*The theme of this year’s World AIDS Day is “closing the gap,”—getting more people tested and on HIV treatment. What are some of the challenges to realizing these goals? How is ICAP helping to close these gaps?*

While great progress has been achieved in both HIV prevention and treatment globally, we have a long way to go. Expansion of testing and treatment for those found to be HIV-infected is a key global priority. Without people knowing their status and taking appropriate action, whether they are HIV-negative or HIV-positive, we will not be able to see the fruit of the efforts.

For ICAP, closing the gap means paying meticulous attention to the HIV care continuum. This includes expanding testing efforts that have high yield, such as provider- initiated HIV testing and counseling, using innovative approaches to link newly-diagnosed individuals to care, such as the use of health system navigators and reminder calls, and keeping patients in care so that they can benefit from antiretroviral therapy (ART) and a full package of care.

*W.H.O. is set to issue new recommendations for providing antiretroviral drugs for people who inject drugs, sex workers, and men who have sex with men. How does ICAP engage these key populations and connect them to care?*

Engaging key populations in HIV prevention and care requires careful attention to their unique needs. Firstly, it is most important to solicit information from these populations themselves regarding their priorities, the challenges they face every day, and the model of care that would work best for them.
ICAP’s work in South Africa and Mali with men who have sex with men (MSM) aims to deepen this understanding in the HIV care system. Our work in Tanzania and Central Asia with persons who inject drugs provides lessons learned to guide national programs.

*Many people view the HIV epidemic in sub-Saharan Africa as fundamentally different from the HIV epidemic in the United States. What are the shared challenges?*

There are epidemiologic differences between the HIV epidemic in the US and in sub-Saharan Africa and substantial difference in availability of resources. However, there are some commonalities. Reaching MSM, particularly young MSM in the US, the population most severely affected by HIV, remains a challenge due to the fact that they are disenfranchised and their behavior remains stigmatized. In sub-Saharan Africa, stemming new HIV infections among young women is a key challenge, particularly in southern Africa, due to the difficulty in reaching these women and shaping HIV care programs that are suited to their needs. In terms of treatment, both regions face challenges in optimizing the HIV care continuum.

In reality, there are many lessons that can be shared between policy makers and practitioners across the two regions.

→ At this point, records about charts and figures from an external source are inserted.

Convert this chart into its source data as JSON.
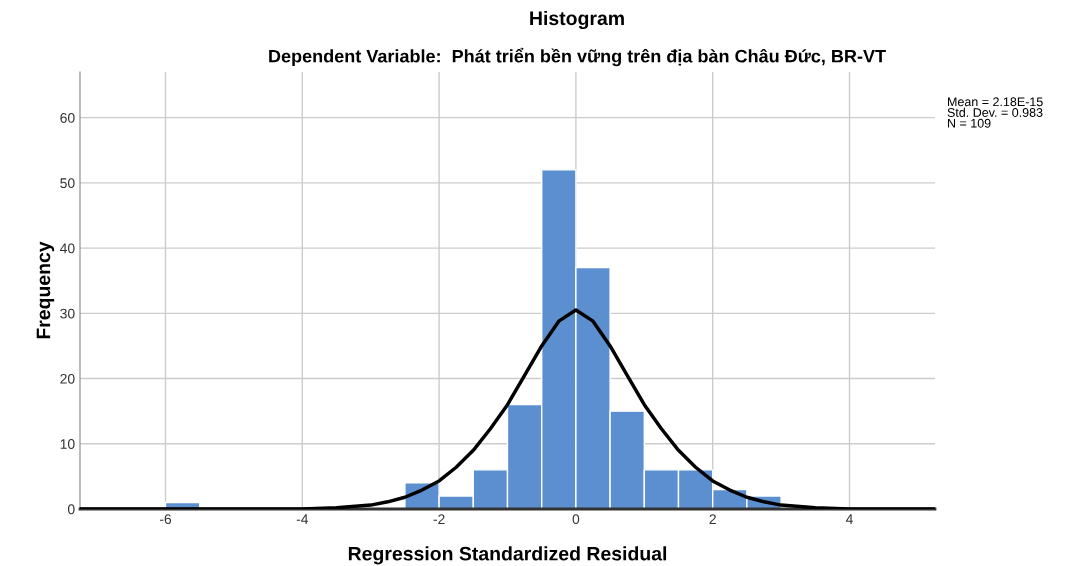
{
  "chart_data": {
    "type": "histogram",
    "title": "Histogram",
    "subtitle": "Dependent Variable:  Phát triển bền vững trên địa bàn Châu Đức, BR-VT",
    "xlabel": "Regression Standardized Residual",
    "ylabel": "Frequency",
    "bins": [
      -6,
      -5.5,
      -5,
      -4.5,
      -4,
      -3.5,
      -3,
      -2.5,
      -2,
      -1.5,
      -1,
      -0.5,
      0,
      0.5,
      1,
      1.5,
      2,
      2.5,
      3
    ],
    "values": [
      1,
      0,
      0,
      0,
      0,
      0,
      0,
      4,
      2,
      6,
      16,
      52,
      37,
      15,
      6,
      6,
      3,
      2
    ],
    "color": "#5b8fcf",
    "series": [
      {
        "type": "line",
        "color": "#000000",
        "x": [
          -7.25,
          -4,
          -3.5,
          -3,
          -2.75,
          -2.5,
          -2.25,
          -2,
          -1.75,
          -1.5,
          -1.25,
          -1,
          -0.75,
          -0.5,
          -0.25,
          0,
          0.25,
          0.5,
          0.75,
          1,
          1.25,
          1.5,
          1.75,
          2,
          2.25,
          2.5,
          2.75,
          3,
          3.5,
          4,
          5.25
        ],
        "values": [
          0,
          0,
          0.2,
          0.6,
          1.1,
          1.8,
          2.9,
          4.3,
          6.4,
          9,
          12.3,
          16,
          20.5,
          25,
          28.8,
          30.5,
          28.8,
          25,
          20.5,
          16,
          12.3,
          9,
          6.4,
          4.3,
          2.9,
          1.8,
          1.1,
          0.6,
          0.2,
          0,
          0
        ]
      }
    ],
    "xlim": [
      -7.25,
      5.25
    ],
    "ylim": [
      0,
      67
    ],
    "xticks": [
      -6,
      -4,
      -2,
      0,
      2,
      4
    ],
    "yticks": [
      0,
      10,
      20,
      30,
      40,
      50,
      60
    ],
    "grid": true,
    "annotations": [
      "Mean = 2.18E-15\nStd. Dev. = 0.983\nN = 109"
    ]
  }
}
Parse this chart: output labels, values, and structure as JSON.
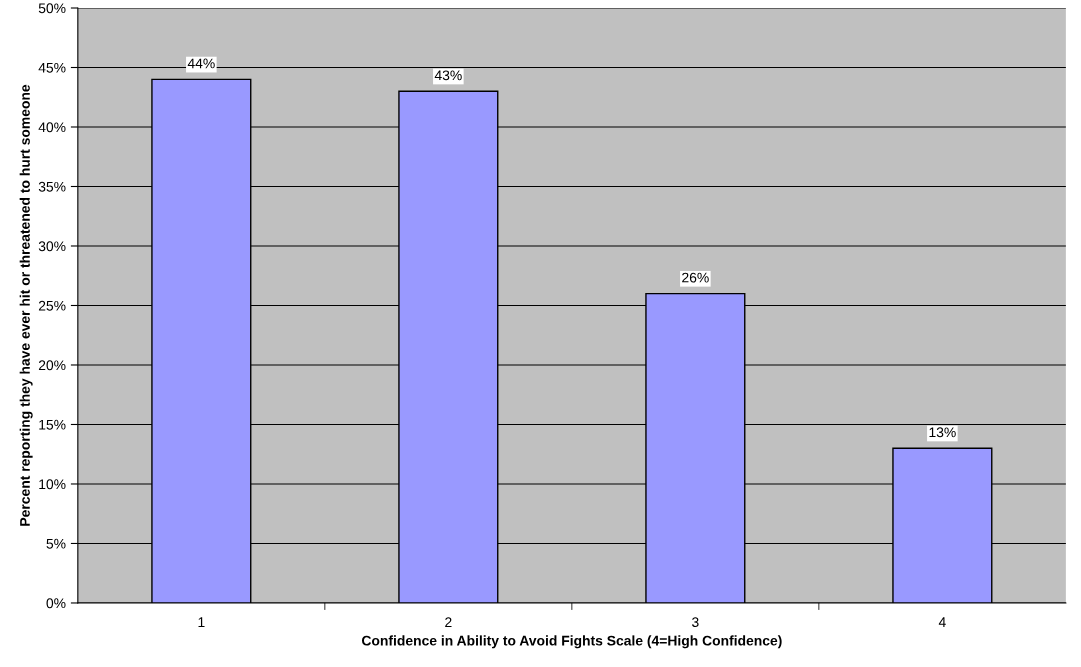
{
  "chart_data": {
    "type": "bar",
    "xlabel": "Confidence in Ability to Avoid Fights Scale (4=High Confidence)",
    "ylabel": "Percent reporting they have ever hit or threatened to hurt someone",
    "categories": [
      "1",
      "2",
      "3",
      "4"
    ],
    "values": [
      44,
      43,
      26,
      13
    ],
    "value_labels": [
      "44%",
      "43%",
      "26%",
      "13%"
    ],
    "color": "#9999ff",
    "ylim": [
      0,
      50
    ],
    "yticks": [
      {
        "value": 0,
        "label": "0%"
      },
      {
        "value": 5,
        "label": "5%"
      },
      {
        "value": 10,
        "label": "10%"
      },
      {
        "value": 15,
        "label": "15%"
      },
      {
        "value": 20,
        "label": "20%"
      },
      {
        "value": 25,
        "label": "25%"
      },
      {
        "value": 30,
        "label": "30%"
      },
      {
        "value": 35,
        "label": "35%"
      },
      {
        "value": 40,
        "label": "40%"
      },
      {
        "value": 45,
        "label": "45%"
      },
      {
        "value": 50,
        "label": "50%"
      }
    ],
    "grid": "y",
    "legend": false
  }
}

*You’ve said there are lessons the HIV epidemic can offer in the fight against Ebola. What are they?*

There are critical differences between HIV and Ebola. Nonetheless, there are lessons learned from the HIV response that I am convinced would be useful in confronting the Ebola outbreak in West Africa. For instance, recognizing the importance of task shifting to increase the number of health workers available to confront the emergency and going beyond didactic training of health care workers to provide mentorship and supportive supervision to ensure adherence to infection control and prevention methods. By applying lessons learned from early infant diagnosis for HIV, we can develop innovative systems for access to rapid laboratory diagnosis of Ebola. We also know it is critical to develop simple systems for data collection and use that data to inform our responses in real time.